The proposed museum is expected to be completed by about 2007, with additional funding coming from three levels of government. It will focus on the themes of racial and religious intolerance and will include a Holocaust gallery.
“I don’t think in Canadian history has any city had a champion like Winnipeg had in Izzy Asper,” Winnipeg Mayor Gary Murray said. “One of the things we must do is ensure his dream of this museum becomes a reality.”
Though he turned over much of his business involvement to his children in recent years, Asper remained closely involved with the foundation.
“Other than my family, the Asper Foundation gives me the greatest pleasure in life,” he told Lifestyles, a Toronto-based magazine, earlier this year. “When you take a look at what’s real in life and you take away the games and challenges, you see what’s really important.”
The son of Ukrainian Jews who fled pogroms in the early part of the century, Asper was born in Minnedosa, Manitoba, in 1932, the youngest of three siblings. His parents ran a local movie theater.
After passing the Manitoba bar in 1957, he had a brief political career, then founded his company in 1977 by purchasing a North Dakota television station and moving it to Winnipeg.
Today the company operates networks and stations in Australia, New Zealand and Ireland, in addition to the 11-station CanWest Global network in Canada.
It also has various media holdings in Britain and the United States.
In 2000, the company made a foray into print with the $3.2 billion purchase of the Southam newspaper group and other properties from Conrad Black’s Hollinger Inc.
Shortly afterward, the chain’s head office engaged in a controversial public tug of war with several member papers over control of their editorial pages and policies. The contest eventually resulted in the firing of the Ottawa Citizen’s publisher.

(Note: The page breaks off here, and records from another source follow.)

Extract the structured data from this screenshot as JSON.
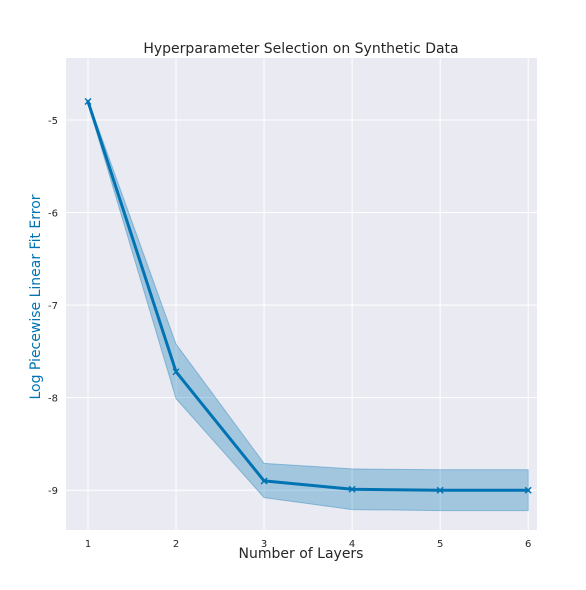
{
  "chart_data": {
    "type": "line",
    "title": "Hyperparameter Selection on Synthetic Data",
    "xlabel": "Number of Layers",
    "ylabel": "Log Piecewise Linear Fit Error",
    "x": [
      1,
      2,
      3,
      4,
      5,
      6
    ],
    "xticks": [
      "1",
      "2",
      "3",
      "4",
      "5",
      "6"
    ],
    "yticks": [
      "-5",
      "-6",
      "-7",
      "-8",
      "-9"
    ],
    "ytick_values": [
      -5,
      -6,
      -7,
      -8,
      -9
    ],
    "xlim": [
      0.75,
      6.1
    ],
    "ylim": [
      -9.43,
      -4.33
    ],
    "grid": true,
    "series": [
      {
        "values": [
          -4.8,
          -7.72,
          -8.9,
          -8.99,
          -9.0,
          -9.0
        ],
        "band_upper": [
          -4.78,
          -7.42,
          -8.71,
          -8.77,
          -8.78,
          -8.78
        ],
        "band_lower": [
          -4.82,
          -8.01,
          -9.08,
          -9.21,
          -9.22,
          -9.22
        ],
        "marker": "x",
        "color": "#0173b2",
        "band_color": "#0173b2"
      }
    ],
    "colors": {
      "plot_background": "#eaeaf2",
      "grid": "#ffffff",
      "ylabel": "#0173b2",
      "text": "#262626"
    }
  }
}
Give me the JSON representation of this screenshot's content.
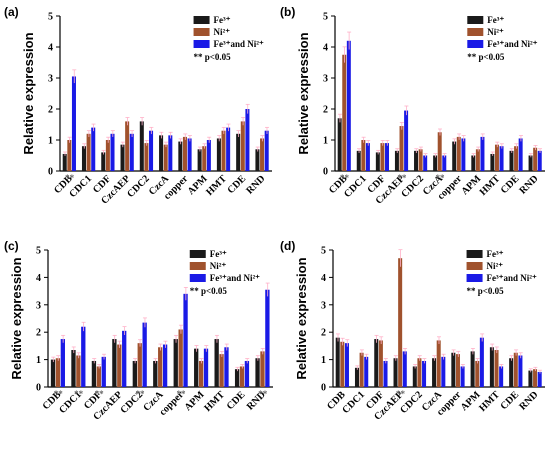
{
  "chart_data": [
    {
      "panel": "(a)",
      "type": "bar",
      "ylabel": "Relative expression",
      "ylim": [
        0,
        5
      ],
      "yticks": [
        "0",
        "1",
        "2",
        "3",
        "4",
        "5"
      ],
      "categories": [
        "CDB",
        "CDC1",
        "CDF",
        "CzcAEP",
        "CDC2",
        "CzcA",
        "copper",
        "APM",
        "HMT",
        "CDE",
        "RND"
      ],
      "series": [
        {
          "name": "Fe³⁺",
          "color": "#1a1a1a",
          "values": [
            0.55,
            0.8,
            0.6,
            0.85,
            1.6,
            1.15,
            0.95,
            0.7,
            1.05,
            1.2,
            0.7
          ]
        },
        {
          "name": "Ni²⁺",
          "color": "#a0522d",
          "values": [
            1.0,
            1.2,
            1.0,
            1.6,
            0.9,
            0.85,
            1.1,
            0.8,
            1.3,
            1.6,
            1.05
          ]
        },
        {
          "name": "Fe³⁺and Ni²⁺",
          "color": "#1a1ae6",
          "values": [
            3.05,
            1.4,
            1.2,
            1.2,
            1.3,
            1.15,
            1.05,
            1.0,
            1.4,
            2.0,
            1.3
          ]
        }
      ],
      "significance": [
        "**",
        "",
        "",
        "",
        "",
        "",
        "",
        "",
        "",
        "",
        ""
      ],
      "significance_label": "** p<0.05"
    },
    {
      "panel": "(b)",
      "type": "bar",
      "ylabel": "Relative expression",
      "ylim": [
        0,
        5
      ],
      "yticks": [
        "0",
        "1",
        "2",
        "3",
        "4",
        "5"
      ],
      "categories": [
        "CDB",
        "CDC1",
        "CDF",
        "CzcAEP",
        "CDC2",
        "CzcA",
        "copper",
        "APM",
        "HMT",
        "CDE",
        "RND"
      ],
      "series": [
        {
          "name": "Fe³⁺",
          "color": "#1a1a1a",
          "values": [
            1.7,
            0.65,
            0.6,
            0.65,
            0.65,
            0.5,
            0.95,
            0.5,
            0.55,
            0.65,
            0.5
          ]
        },
        {
          "name": "Ni²⁺",
          "color": "#a0522d",
          "values": [
            3.75,
            1.0,
            0.9,
            1.45,
            0.7,
            1.25,
            1.1,
            0.7,
            0.85,
            0.8,
            0.75
          ]
        },
        {
          "name": "Fe³⁺and Ni²⁺",
          "color": "#1a1ae6",
          "values": [
            4.2,
            0.9,
            0.9,
            1.95,
            0.5,
            0.5,
            1.05,
            1.1,
            0.8,
            1.05,
            0.65
          ]
        }
      ],
      "significance": [
        "**",
        "",
        "",
        "**",
        "",
        "**",
        "",
        "",
        "",
        "",
        ""
      ],
      "significance_label": "** p<0.05"
    },
    {
      "panel": "(c)",
      "type": "bar",
      "ylabel": "Relative expression",
      "ylim": [
        0,
        5
      ],
      "yticks": [
        "0",
        "1",
        "2",
        "3",
        "4",
        "5"
      ],
      "categories": [
        "CDB",
        "CDC1",
        "CDF",
        "CzcAEP",
        "CDC2",
        "CzcA",
        "copper",
        "APM",
        "HMT",
        "CDE",
        "RND"
      ],
      "series": [
        {
          "name": "Fe³⁺",
          "color": "#1a1a1a",
          "values": [
            1.0,
            1.35,
            0.95,
            1.75,
            0.95,
            0.95,
            1.75,
            1.4,
            1.75,
            0.65,
            1.05
          ]
        },
        {
          "name": "Ni²⁺",
          "color": "#a0522d",
          "values": [
            1.05,
            1.15,
            0.75,
            1.55,
            1.6,
            1.45,
            2.1,
            0.95,
            1.2,
            0.75,
            1.3
          ]
        },
        {
          "name": "Fe³⁺and Ni²⁺",
          "color": "#1a1ae6",
          "values": [
            1.75,
            2.2,
            1.1,
            2.05,
            2.35,
            1.55,
            3.4,
            1.4,
            1.45,
            0.95,
            3.55
          ]
        }
      ],
      "significance": [
        "**",
        "**",
        "**",
        "",
        "**",
        "",
        "**",
        "",
        "",
        "",
        "**"
      ],
      "significance_label": "** p<0.05"
    },
    {
      "panel": "(d)",
      "type": "bar",
      "ylabel": "Relative expression",
      "ylim": [
        0,
        5
      ],
      "yticks": [
        "0",
        "1",
        "2",
        "3",
        "4",
        "5"
      ],
      "categories": [
        "CDB",
        "CDC1",
        "CDF",
        "CzcAEP",
        "CDC2",
        "CzcA",
        "copper",
        "APM",
        "HMT",
        "CDE",
        "RND"
      ],
      "series": [
        {
          "name": "Fe³⁺",
          "color": "#1a1a1a",
          "values": [
            1.8,
            0.7,
            1.75,
            1.05,
            0.75,
            1.05,
            1.25,
            1.3,
            1.45,
            1.05,
            0.6
          ]
        },
        {
          "name": "Ni²⁺",
          "color": "#a0522d",
          "values": [
            1.65,
            1.25,
            1.7,
            4.7,
            1.05,
            1.7,
            1.2,
            0.95,
            1.35,
            1.25,
            0.65
          ]
        },
        {
          "name": "Fe³⁺and Ni²⁺",
          "color": "#1a1ae6",
          "values": [
            1.6,
            1.1,
            0.95,
            1.3,
            0.95,
            1.1,
            0.75,
            1.8,
            0.75,
            1.15,
            0.55
          ]
        }
      ],
      "significance": [
        "",
        "",
        "",
        "**",
        "",
        "",
        "",
        "",
        "",
        "",
        ""
      ],
      "significance_label": "** p<0.05"
    }
  ]
}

An articulate and energetic defender of Israel, Asper penned articles and gave speeches supportive of Israel and critical of Arab intolerance toward the Jewish state. Last year, at the height of the intifada, he led a delegation of Winnipeggers to Israel.
“I think Canadians should show solidarity with a very beleaguered people,” he said before the trip. “Israel is the only democracy in the entire region. It supports human rights.”
“The people there are feeling very isolated,” he added. “Their morale is low. They must be supported.”
Sometimes described as a ruthless businessman and tough-as-nails deal-maker, Asper held strong opinions and never hesitated to express them.
“In his battle against the many falsifications and slanders hurled at the Jewish state and the Jewish people, Izzy puts forward the facts, bravely challenging hypocrisy and political correctness,” former Israeli Prime Minister Benjamin Netanyahu said earlier this year. “This is the mark of a strong character and an independent mind, both of which Izzy Asper possesses in abundance.”
Jewish officials joined many other Canadians in paying tribute to Asper and offering condolences to his family.
“Mr. Asper’s death leaves an enormous void in the Canadian Jewish community,” said Simon Fogel, CEO of the Canada-Israel Committee. “We know that Izzy’s incredible commitment to Canada, the Jewish state and the Jewish people will serve as an inspiration to future generations.”
Asper leaves his wife Ruth, also known as “Babs,” sons David and Leonard, and daughter Gail.